Well the candle wax mightve been sexy if he didn't drop the candle and light half my bed on fire
Im at a strip club, and the dancer just farted into my face. The bad part about that is I could taste the wings I bought her earlier
I just saw a man salute the budweiser truck on the highway. I want to follow him and shake his hand.
I was thinking Sara Jessica Parker was hot. That high.
He told me I took off my shirt, asked for the latino thunder and jumped on him. I want to question this but it sounds too much like me.
You sucked the drug dealers dick for a 20 of coke...?
Nooo, I payed for that. I sucked his dick because I had an urge.
Ummm I just broke my no puke streak at church
Still had my bottle opener ring on.
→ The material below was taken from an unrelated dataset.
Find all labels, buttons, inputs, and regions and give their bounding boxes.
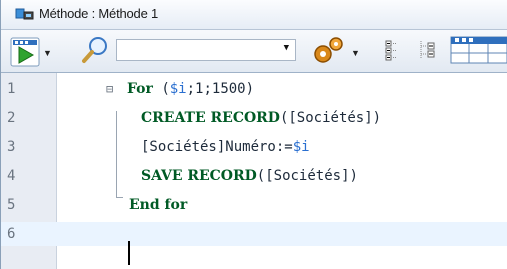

Started to give him a hand job. LOL
Just blew my age on the breathalyzer. I also have 8 stitches in my head. So worth a .22 though. All time record.
It's been this way for a few days. I had chick fil a on Friday so this could be an attack from the Gay Gods as punishment.
Mom just referred to a 9 year old as "this bitch", so I'd say day drinking was a success.
He wins the giant teddy bear for getting the neuva ring on the dick
I can see the future and your future is full of penis
He's gonna turn my vagina into the Sahara desert
What was the name of that sleazy asshole I'm not allowed to sleep with?